Unterdessen gingen gestern die Proteste gegen die »Jahrestagung Kerntechnik« des Deutschen Atomforums in Berlin weiter. Aktivisten versuchten immer wieder, den Veranstaltungsort zu blockieren, wurden aber von der Polizei brutal daran gehindert. Bereits am Montag hatten nach Angaben von Antiatominitiativen 800 Menschen gegen die Veranstaltung demonstriert.

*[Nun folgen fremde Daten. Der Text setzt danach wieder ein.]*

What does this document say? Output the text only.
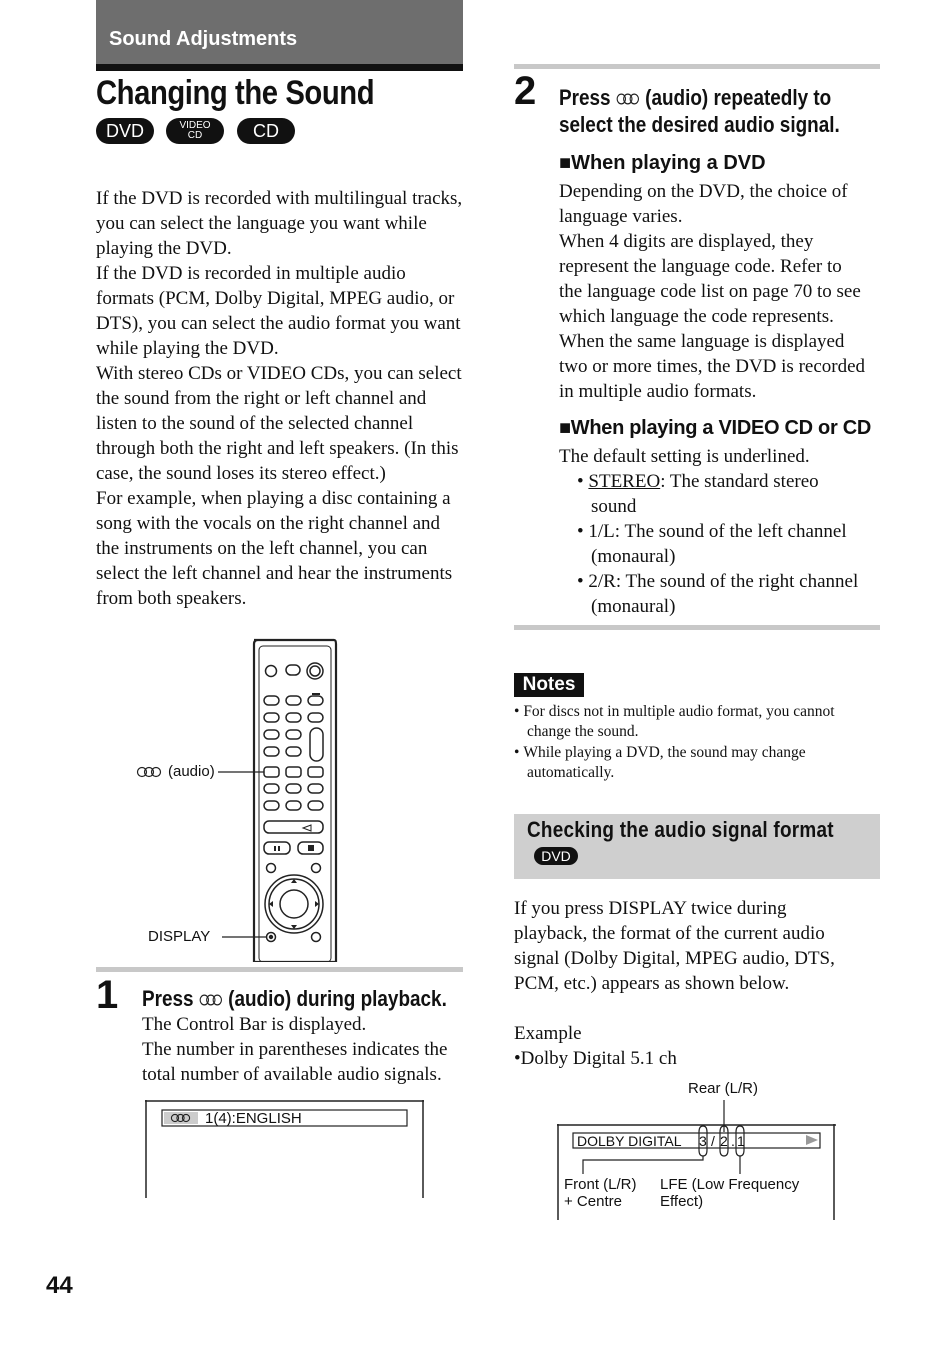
Sound Adjustments
Changing the Sound
DVD	VIDEO
CD	CD

If the DVD is recorded with multilingual tracks, you can select the language you want while playing the DVD.

If the DVD is recorded in multiple audio formats (PCM, Dolby Digital, MPEG audio, or DTS), you can select the audio format you want while playing the DVD.

With stereo CDs or VIDEO CDs, you can select the sound from the right or left channel and listen to the sound of the selected channel through both the right and left speakers. (In this case, the sound loses its stereo effect.)

For example, when playing a disc containing a song with the vocals on the right channel and the instruments on the left channel, you can select the left channel and hear the instruments from both speakers.

(audio)
DISPLAY
1 Press (audio) during playback.
The Control Bar is displayed.
The number in parentheses indicates the total number of available audio signals.
1(4):ENGLISH
2 Press (audio) repeatedly to
select the desired audio signal.
■When playing a DVD
Depending on the DVD, the choice of
language varies.
When 4 digits are displayed, they
represent the language code. Refer to
the language code list on page 70 to see
which language the code represents.
When the same language is displayed
two or more times, the DVD is recorded
in multiple audio formats.
■When playing a VIDEO CD or CD
The default setting is underlined.
• STEREO: The standard stereo
sound
• 1/L: The sound of the left channel
(monaural)
• 2/R: The sound of the right channel
(monaural)
Notes
• For discs not in multiple audio format, you cannot
change the sound.
• While playing a DVD, the sound may change
automatically.
Checking the audio signal format
DVD
If you press DISPLAY twice during
playback, the format of the current audio
signal (Dolby Digital, MPEG audio, DTS,
PCM, etc.) appears as shown below.
Example
•Dolby Digital 5.1 ch
Rear (L/R)
DOLBY DIGITAL 3 / 2 . 1
Front (L/R)
+ Centre
LFE (Low Frequency
Effect)
44
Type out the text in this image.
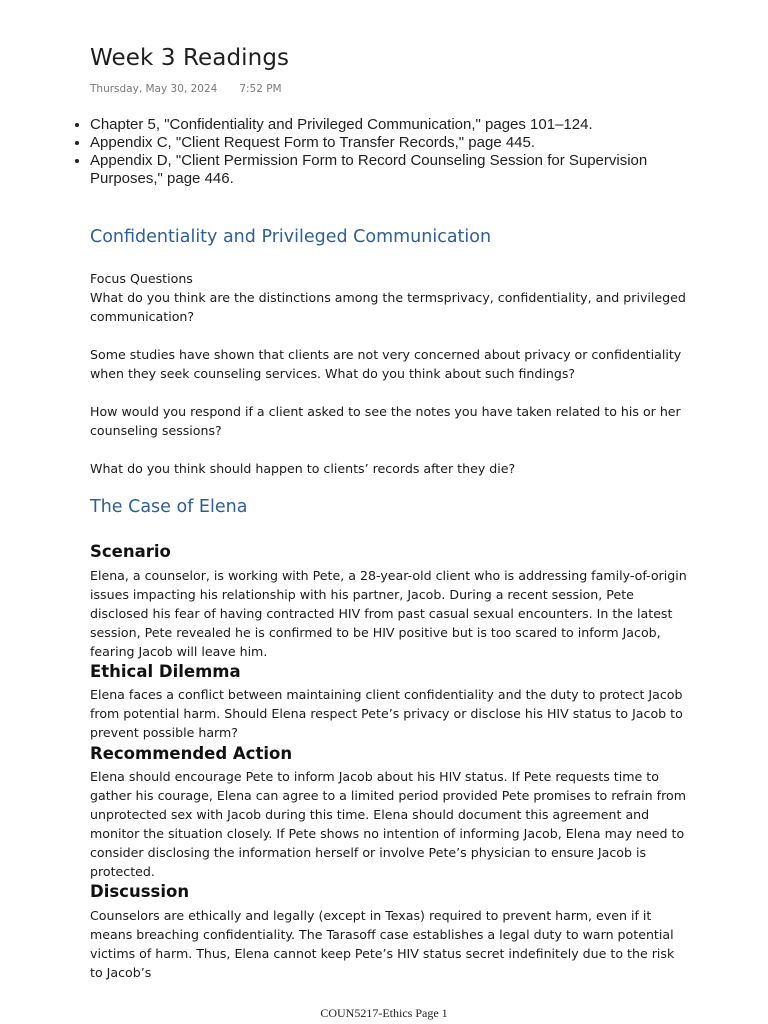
Week 3 Readings
Thursday, May 30, 2024 7:52 PM
• Chapter 5, "Confidentiality and Privileged Communication," pages 101–124.
• Appendix C, "Client Request Form to Transfer Records," page 445.
• Appendix D, "Client Permission Form to Record Counseling Session for Supervision Purposes," page 446.
Confidentiality and Privileged Communication

Focus Questions

What do you think are the distinctions among the termsprivacy, confidentiality, and privileged communication?

Some studies have shown that clients are not very concerned about privacy or confidentiality when they seek counseling services. What do you think about such findings?

How would you respond if a client asked to see the notes you have taken related to his or her counseling sessions?

What do you think should happen to clients’ records after they die?

The Case of Elena
Scenario

Elena, a counselor, is working with Pete, a 28-year-old client who is addressing family-of-origin issues impacting his relationship with his partner, Jacob. During a recent session, Pete disclosed his fear of having contracted HIV from past casual sexual encounters. In the latest session, Pete revealed he is confirmed to be HIV positive but is too scared to inform Jacob, fearing Jacob will leave him.

Ethical Dilemma

Elena faces a conflict between maintaining client confidentiality and the duty to protect Jacob from potential harm. Should Elena respect Pete’s privacy or disclose his HIV status to Jacob to prevent possible harm?

Recommended Action

Elena should encourage Pete to inform Jacob about his HIV status. If Pete requests time to gather his courage, Elena can agree to a limited period provided Pete promises to refrain from unprotected sex with Jacob during this time. Elena should document this agreement and monitor the situation closely. If Pete shows no intention of informing Jacob, Elena may need to consider disclosing the information herself or involve Pete’s physician to ensure Jacob is protected.

Discussion

Counselors are ethically and legally (except in Texas) required to prevent harm, even if it means breaching confidentiality. The Tarasoff case establishes a legal duty to warn potential victims of harm. Thus, Elena cannot keep Pete’s HIV status secret indefinitely due to the risk to Jacob’s

COUN5217-Ethics Page 1
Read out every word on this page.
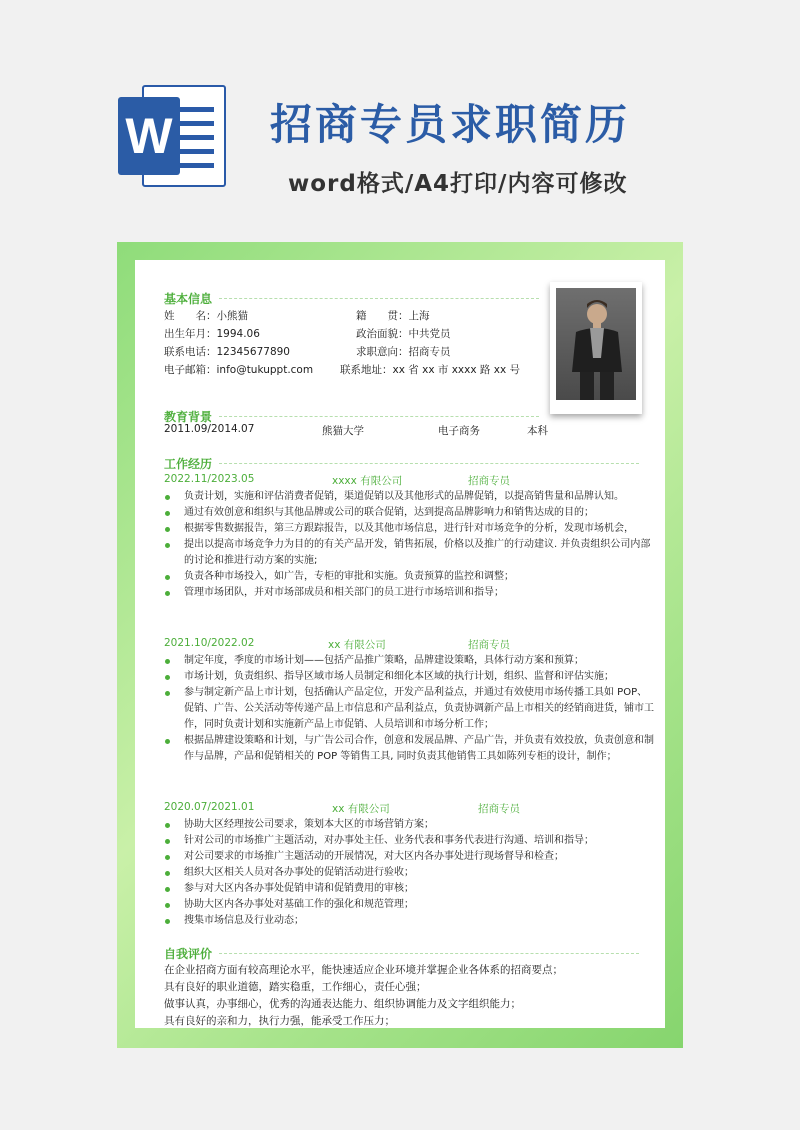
W 招商专员求职简历
word格式/A4打印/内容可修改
基本信息

姓　　名：小熊猫	籍　　贯：上海

出生年月：1994.06	政治面貌：中共党员

联系电话：12345677890	求职意向：招商专员

电子邮箱：info@tukuppt.com	联系地址：xx 省 xx 市 xxxx 路 xx 号

教育背景

2011.09/2014.07	熊猫大学	电子商务	本科

工作经历

2022.11/2023.05	xxxx 有限公司	招商专员

负责计划，实施和评估消费者促销，渠道促销以及其他形式的品牌促销，以提高销售量和品牌认知。
通过有效创意和组织与其他品牌或公司的联合促销，达到提高品牌影响力和销售达成的目的；
根据零售数据报告，第三方跟踪报告，以及其他市场信息，进行针对市场竞争的分析，发现市场机会，
提出以提高市场竞争力为目的的有关产品开发，销售拓展，价格以及推广的行动建议. 并负责组织公司内部的讨论和推进行动方案的实施;
负责各种市场投入，如广告，专柜的审批和实施。负责预算的监控和调整；
管理市场团队，并对市场部成员和相关部门的员工进行市场培训和指导；

2021.10/2022.02	xx 有限公司	招商专员

制定年度，季度的市场计划——包括产品推广策略，品牌建设策略，具体行动方案和预算；
市场计划，负责组织、指导区域市场人员制定和细化本区域的执行计划，组织、监督和评估实施；
参与制定新产品上市计划，包括确认产品定位，开发产品利益点，并通过有效使用市场传播工具如 POP、促销、广告、公关活动等传递产品上市信息和产品利益点，负责协调新产品上市相关的经销商进货，铺市工作，同时负责计划和实施新产品上市促销、人员培训和市场分析工作；
根据品牌建设策略和计划，与广告公司合作，创意和发展品牌、产品广告，并负责有效投放，负责创意和制作与品牌，产品和促销相关的 POP 等销售工具, 同时负责其他销售工具如陈列专柜的设计，制作；

2020.07/2021.01	xx 有限公司	招商专员

协助大区经理按公司要求，策划本大区的市场营销方案；
针对公司的市场推广主题活动，对办事处主任、业务代表和事务代表进行沟通、培训和指导；
对公司要求的市场推广主题活动的开展情况，对大区内各办事处进行现场督导和检查；
组织大区相关人员对各办事处的促销活动进行验收；
参与对大区内各办事处促销申请和促销费用的审核；
协助大区内各办事处对基础工作的强化和规范管理；
搜集市场信息及行业动态；
自我评价

在企业招商方面有较高理论水平，能快速适应企业环境并掌握企业各体系的招商要点；

具有良好的职业道德，踏实稳重，工作细心，责任心强；

做事认真，办事细心，优秀的沟通表达能力、组织协调能力及文字组织能力；

具有良好的亲和力，执行力强，能承受工作压力；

Daß die deutschen Energiekonzerne weiter auf Atomkraft setzen, machte unterdessen RWE deutlich. Nach Spiegel-online-Informationen plant das Unternehmen den Bau eines neuen AKW in den Niederlanden – knapp 200 Kilometer von der deutschen Grenze entfernt. Baukosten: Rund fünf Milliarden Euro. Zudem wurde bekannt, daß sich der Energieversorger mit dem niederländischen Unternehmen Delta über eine Beteiligung am AKW Borssele in der Provinz Seeland geeinigt hat.
Quelle: www.jungwelt.de vom 18.05.11
« Kann es einen „grünen“ Kapitalismus geben? Von Wolfgang Huste – »Zeit für Zeugen«. Begegnung mit unermüdlichen Kämpfern: Film über die Antifaschisten, Kommunisten und Friedensaktivisten Ettie und Peter Gingold in Frankfurt/Main uraufgeführt. Von P.C. Walther »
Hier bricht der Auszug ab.